The team’s application was equally sharp in attack. Four tries in five visits to the Scottish 22 in that first half told us everything about the difference between these sides. Gregor Townsend and his players knew as much afterwards.
“It’s not like we came out and didn’t fire a shot,” said attack coach Peter Horne. “For the first 20 minutes we played some really good rugby. It’s just they defended like the best team in the world does.
“Credit to them, they held us out when it looked like we were going to score a couple of times. It was frustrating that they starved us of possession and we couldn’t get any field position to try to keep our foot on their throat.
“That 20 minutes before half-time they were incredible.”
Sione Tuipulotu, part of a vaunted Scottish back line that was completely shut down for the first hour, described the Ireland defence as “probably one of the best I’ve played”. To be honest, it’s a take that might just have undersold it.
Ireland delivered some wonderful strike plays but Scotland scrum-half Ali Price and lock Scott Cummings were among those to insist that their conquerors didn’t produce anything from leftfield. There were no magic potions or trick plays, just a sustained level of excellence.

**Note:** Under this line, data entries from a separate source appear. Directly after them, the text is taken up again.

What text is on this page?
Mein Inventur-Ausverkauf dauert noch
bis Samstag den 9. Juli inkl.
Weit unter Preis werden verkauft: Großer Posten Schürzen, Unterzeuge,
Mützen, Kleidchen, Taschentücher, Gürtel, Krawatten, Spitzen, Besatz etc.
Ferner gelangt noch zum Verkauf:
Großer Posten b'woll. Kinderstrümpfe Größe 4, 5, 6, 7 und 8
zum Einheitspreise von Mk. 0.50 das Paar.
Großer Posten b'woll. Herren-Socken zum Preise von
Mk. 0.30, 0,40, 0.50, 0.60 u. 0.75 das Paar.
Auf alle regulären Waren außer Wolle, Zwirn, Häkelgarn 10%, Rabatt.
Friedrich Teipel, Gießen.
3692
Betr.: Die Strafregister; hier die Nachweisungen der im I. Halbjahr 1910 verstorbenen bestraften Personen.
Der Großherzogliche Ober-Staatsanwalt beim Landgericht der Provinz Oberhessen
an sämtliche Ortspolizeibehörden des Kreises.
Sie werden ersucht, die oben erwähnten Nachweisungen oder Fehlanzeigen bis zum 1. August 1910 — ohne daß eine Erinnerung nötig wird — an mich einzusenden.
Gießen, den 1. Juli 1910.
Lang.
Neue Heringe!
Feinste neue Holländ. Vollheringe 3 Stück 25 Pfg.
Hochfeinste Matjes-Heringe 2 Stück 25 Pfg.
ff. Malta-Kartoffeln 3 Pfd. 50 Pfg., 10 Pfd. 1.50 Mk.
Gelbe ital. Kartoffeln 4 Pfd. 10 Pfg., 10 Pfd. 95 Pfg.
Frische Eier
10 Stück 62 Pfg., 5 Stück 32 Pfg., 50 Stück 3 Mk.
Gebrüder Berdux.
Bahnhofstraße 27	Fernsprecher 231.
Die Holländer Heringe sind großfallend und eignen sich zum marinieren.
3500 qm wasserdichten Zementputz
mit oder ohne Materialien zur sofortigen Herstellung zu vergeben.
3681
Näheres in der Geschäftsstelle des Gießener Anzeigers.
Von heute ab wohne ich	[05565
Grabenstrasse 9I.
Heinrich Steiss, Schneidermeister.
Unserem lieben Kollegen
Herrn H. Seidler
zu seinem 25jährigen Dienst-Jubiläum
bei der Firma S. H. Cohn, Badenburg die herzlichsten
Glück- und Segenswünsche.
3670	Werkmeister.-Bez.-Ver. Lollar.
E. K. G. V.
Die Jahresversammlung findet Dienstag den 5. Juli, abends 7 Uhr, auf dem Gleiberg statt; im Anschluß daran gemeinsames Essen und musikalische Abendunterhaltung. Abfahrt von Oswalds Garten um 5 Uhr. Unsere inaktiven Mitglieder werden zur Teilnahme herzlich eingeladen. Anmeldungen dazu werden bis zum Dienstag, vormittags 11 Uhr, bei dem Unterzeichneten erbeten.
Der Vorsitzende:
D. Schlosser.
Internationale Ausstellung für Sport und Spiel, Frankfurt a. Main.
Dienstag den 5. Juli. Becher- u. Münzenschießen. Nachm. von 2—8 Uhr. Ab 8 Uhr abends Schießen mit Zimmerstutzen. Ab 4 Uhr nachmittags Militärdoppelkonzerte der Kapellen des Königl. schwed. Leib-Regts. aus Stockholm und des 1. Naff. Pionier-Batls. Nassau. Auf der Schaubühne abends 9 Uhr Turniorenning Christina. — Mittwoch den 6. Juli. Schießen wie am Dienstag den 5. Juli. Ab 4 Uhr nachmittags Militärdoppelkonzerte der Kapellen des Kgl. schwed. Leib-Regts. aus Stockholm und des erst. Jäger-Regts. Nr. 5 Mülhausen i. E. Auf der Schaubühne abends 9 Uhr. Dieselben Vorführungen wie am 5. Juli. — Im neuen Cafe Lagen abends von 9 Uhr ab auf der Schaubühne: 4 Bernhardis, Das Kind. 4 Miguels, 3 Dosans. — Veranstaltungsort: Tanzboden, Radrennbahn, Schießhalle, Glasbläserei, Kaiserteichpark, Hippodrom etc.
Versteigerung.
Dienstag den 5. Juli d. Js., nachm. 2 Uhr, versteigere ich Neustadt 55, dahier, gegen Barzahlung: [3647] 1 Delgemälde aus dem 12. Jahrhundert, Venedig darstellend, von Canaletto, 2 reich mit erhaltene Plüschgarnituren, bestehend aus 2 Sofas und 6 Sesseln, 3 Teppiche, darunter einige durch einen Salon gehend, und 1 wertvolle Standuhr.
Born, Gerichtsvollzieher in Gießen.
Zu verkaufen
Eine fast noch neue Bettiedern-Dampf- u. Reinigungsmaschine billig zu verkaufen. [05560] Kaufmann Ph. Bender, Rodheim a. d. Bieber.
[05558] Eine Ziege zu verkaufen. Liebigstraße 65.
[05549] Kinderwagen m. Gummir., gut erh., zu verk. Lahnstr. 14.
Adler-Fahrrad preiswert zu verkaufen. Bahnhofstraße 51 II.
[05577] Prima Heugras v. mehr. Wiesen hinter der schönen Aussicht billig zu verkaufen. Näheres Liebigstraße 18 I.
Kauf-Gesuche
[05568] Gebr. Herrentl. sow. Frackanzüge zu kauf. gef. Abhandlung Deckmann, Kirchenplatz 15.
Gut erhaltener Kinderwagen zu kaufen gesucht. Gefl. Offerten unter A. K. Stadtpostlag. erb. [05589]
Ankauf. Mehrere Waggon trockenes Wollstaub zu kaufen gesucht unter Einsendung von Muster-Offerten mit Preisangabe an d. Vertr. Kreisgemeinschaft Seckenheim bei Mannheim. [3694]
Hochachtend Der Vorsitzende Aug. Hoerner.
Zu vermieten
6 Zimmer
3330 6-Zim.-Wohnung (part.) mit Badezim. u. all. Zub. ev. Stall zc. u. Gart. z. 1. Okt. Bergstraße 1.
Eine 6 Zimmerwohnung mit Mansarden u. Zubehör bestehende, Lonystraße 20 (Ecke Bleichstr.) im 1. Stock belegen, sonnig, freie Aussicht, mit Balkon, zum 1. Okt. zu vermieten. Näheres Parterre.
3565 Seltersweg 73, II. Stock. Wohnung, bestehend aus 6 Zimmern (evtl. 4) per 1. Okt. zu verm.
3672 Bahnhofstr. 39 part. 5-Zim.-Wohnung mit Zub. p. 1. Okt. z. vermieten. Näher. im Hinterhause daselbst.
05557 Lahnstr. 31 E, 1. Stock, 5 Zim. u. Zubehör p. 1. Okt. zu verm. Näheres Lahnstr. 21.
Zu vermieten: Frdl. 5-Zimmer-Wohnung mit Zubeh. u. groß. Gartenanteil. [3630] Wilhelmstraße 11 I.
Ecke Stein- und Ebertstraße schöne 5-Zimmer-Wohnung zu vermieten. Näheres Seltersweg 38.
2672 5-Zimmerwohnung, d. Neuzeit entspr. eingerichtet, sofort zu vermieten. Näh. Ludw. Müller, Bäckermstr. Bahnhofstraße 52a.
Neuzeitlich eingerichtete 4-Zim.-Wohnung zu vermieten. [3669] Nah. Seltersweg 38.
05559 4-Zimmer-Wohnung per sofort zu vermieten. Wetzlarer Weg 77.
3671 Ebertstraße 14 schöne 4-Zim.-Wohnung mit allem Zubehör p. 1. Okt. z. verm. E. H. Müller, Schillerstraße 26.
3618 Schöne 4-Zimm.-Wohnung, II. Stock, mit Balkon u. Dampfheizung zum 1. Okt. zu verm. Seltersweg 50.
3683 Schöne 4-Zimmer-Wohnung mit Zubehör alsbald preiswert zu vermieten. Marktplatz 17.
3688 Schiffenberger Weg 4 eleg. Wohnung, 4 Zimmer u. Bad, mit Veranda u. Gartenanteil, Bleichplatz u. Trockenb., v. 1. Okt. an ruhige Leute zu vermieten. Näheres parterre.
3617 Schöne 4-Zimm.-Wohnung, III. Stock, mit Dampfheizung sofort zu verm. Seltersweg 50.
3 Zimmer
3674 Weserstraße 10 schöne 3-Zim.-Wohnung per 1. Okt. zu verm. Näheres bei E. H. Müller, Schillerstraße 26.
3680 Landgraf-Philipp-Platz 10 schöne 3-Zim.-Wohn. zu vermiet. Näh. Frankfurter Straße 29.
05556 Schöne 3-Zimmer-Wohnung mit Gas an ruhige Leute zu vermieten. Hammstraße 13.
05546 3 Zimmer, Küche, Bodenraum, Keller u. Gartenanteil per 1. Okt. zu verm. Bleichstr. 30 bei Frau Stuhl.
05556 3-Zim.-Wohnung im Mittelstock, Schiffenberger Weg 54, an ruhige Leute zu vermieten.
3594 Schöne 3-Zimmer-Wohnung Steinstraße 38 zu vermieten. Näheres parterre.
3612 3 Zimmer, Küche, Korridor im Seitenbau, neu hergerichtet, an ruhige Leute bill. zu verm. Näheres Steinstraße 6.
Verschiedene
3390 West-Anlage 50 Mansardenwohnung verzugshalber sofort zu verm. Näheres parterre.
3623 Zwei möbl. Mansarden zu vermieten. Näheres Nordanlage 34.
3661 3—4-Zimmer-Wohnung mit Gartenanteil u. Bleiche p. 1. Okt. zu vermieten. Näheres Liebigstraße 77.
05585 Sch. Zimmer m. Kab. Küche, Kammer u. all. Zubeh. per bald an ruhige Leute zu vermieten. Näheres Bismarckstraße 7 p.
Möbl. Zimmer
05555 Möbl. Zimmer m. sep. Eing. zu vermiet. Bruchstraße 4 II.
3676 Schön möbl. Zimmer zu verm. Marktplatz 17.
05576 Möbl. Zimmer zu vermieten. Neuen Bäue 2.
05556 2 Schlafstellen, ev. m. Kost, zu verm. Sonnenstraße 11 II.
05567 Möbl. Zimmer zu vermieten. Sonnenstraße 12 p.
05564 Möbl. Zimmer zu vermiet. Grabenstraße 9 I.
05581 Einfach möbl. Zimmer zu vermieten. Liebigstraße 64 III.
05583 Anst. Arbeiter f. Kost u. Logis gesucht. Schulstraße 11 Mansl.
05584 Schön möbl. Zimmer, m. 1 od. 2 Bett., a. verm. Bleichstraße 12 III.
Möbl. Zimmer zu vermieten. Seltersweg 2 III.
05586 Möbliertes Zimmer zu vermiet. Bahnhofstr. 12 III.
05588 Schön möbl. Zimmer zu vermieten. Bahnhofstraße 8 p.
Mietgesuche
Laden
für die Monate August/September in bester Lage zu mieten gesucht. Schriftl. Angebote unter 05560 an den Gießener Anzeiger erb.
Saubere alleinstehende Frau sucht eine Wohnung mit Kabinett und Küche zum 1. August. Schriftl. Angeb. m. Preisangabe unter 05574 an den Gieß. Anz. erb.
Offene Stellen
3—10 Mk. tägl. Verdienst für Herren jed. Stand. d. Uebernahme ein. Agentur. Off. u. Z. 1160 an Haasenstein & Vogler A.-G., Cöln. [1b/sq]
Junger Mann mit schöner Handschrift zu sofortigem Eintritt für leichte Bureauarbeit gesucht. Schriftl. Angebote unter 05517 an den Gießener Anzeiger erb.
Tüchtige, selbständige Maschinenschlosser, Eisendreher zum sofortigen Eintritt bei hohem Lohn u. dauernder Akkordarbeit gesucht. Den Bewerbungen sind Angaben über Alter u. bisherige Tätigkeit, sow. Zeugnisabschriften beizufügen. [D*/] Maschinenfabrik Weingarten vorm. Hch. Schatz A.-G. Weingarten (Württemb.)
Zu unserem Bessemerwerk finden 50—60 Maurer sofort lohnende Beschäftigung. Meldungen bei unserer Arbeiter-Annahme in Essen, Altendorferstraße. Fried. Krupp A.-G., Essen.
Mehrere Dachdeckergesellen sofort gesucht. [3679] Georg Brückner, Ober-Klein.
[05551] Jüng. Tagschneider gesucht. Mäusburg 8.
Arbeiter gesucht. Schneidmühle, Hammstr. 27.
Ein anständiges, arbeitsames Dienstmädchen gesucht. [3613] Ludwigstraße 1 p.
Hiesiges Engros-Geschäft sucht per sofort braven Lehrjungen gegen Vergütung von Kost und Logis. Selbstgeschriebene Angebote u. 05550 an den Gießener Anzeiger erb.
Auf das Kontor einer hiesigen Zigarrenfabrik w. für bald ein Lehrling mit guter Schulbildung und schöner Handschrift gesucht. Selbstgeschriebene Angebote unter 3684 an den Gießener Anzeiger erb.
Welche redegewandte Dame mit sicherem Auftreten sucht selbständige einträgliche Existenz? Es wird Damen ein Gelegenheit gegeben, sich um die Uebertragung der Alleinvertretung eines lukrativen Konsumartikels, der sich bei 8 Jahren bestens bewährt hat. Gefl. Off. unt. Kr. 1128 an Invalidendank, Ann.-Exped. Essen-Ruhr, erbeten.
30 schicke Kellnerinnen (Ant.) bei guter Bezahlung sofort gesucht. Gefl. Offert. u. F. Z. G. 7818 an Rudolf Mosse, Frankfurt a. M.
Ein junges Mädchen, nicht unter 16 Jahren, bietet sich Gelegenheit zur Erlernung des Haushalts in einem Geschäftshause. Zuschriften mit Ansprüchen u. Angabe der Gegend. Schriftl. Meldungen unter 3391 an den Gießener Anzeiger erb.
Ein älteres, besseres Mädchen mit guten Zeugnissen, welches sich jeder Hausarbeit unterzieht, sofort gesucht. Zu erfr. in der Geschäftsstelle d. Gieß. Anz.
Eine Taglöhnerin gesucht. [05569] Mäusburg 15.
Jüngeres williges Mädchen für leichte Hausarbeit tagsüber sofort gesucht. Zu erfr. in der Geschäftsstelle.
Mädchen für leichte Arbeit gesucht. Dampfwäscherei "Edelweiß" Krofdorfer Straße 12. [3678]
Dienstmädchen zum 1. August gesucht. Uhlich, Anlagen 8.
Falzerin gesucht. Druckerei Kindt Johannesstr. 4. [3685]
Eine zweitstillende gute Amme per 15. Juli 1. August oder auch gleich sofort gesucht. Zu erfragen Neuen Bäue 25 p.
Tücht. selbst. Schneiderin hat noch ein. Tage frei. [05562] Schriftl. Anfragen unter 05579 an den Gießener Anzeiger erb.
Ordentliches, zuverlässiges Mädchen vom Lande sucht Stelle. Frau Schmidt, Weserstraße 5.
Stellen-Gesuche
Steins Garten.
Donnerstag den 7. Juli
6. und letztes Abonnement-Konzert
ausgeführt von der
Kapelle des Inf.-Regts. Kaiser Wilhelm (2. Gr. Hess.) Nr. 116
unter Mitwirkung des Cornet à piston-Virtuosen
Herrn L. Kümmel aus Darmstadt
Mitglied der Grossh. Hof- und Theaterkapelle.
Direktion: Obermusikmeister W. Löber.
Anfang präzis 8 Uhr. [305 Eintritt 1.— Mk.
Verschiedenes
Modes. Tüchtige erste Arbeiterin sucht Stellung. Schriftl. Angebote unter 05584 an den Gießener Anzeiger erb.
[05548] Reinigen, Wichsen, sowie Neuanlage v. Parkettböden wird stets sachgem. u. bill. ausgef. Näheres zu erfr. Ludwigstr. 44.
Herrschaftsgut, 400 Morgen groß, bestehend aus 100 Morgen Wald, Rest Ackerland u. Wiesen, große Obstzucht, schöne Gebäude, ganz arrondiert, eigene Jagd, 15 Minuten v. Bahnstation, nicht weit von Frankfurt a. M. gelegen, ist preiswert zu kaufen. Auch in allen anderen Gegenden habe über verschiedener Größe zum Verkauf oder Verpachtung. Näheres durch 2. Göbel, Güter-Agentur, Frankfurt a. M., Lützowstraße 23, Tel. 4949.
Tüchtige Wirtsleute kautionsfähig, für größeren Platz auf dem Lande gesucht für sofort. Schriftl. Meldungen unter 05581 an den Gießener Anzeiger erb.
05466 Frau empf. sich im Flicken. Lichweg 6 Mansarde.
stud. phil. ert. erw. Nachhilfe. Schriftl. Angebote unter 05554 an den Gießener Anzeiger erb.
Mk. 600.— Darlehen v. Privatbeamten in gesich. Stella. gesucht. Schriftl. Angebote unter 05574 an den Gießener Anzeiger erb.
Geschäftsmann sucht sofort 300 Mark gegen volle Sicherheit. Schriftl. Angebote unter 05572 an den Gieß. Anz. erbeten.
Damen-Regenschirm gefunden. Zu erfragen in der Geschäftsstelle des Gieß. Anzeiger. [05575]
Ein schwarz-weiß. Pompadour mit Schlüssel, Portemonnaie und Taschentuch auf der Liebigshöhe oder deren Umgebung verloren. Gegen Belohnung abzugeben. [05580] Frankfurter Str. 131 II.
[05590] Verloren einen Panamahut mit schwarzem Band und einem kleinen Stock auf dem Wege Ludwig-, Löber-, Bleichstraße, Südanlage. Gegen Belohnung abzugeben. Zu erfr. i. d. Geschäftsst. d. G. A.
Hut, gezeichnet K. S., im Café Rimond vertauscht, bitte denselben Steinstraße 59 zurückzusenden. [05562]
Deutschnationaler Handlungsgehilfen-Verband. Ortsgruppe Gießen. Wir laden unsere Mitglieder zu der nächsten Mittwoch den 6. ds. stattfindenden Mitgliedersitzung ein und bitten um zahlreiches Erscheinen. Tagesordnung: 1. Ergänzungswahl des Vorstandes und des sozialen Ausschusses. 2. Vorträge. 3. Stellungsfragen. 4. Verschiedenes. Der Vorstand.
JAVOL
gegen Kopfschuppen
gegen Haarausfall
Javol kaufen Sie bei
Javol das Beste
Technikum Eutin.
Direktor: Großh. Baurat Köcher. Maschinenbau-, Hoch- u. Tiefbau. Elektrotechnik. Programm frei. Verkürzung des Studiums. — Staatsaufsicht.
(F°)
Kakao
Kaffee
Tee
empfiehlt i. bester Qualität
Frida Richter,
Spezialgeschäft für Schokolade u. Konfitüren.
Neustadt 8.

The stats made for interesting reading.
Scotland racked up more metres, more runs, more carries over the gain line, more defenders beaten, more passes, and more offloads. They had 51% territory and 54% possession but then some of Ireland’s numbers didn’t impress on paper after South Africa either.
Among the more important figures both nights were those detailing the breakdown. Ireland engineered nine turnovers to the Boks’ three. The split was 7/3 against the Scots and they managed some successes against the Scottish lineout as well.
“They go hard at the breakdown, which makes that ball a little bit slower,” said Price, the scrum-half recalled to the starting XV for this and who suffered more than most because of all this Irish pressure. “It gives them more time to set.
“We had opportunities and when we run our shape effectively it can beat the best defences in the world but, credit to Ireland, they are very good at getting over the ball, winning penalties, and slowing us down and it makes it very difficult.”
You wonder what now for the Scots who lost Stuart Hogg to retirement in the summer and brought a squad to France with 13 players already in their 30s and a few others set to join that club in the next year. And this was meant to be their golden generation.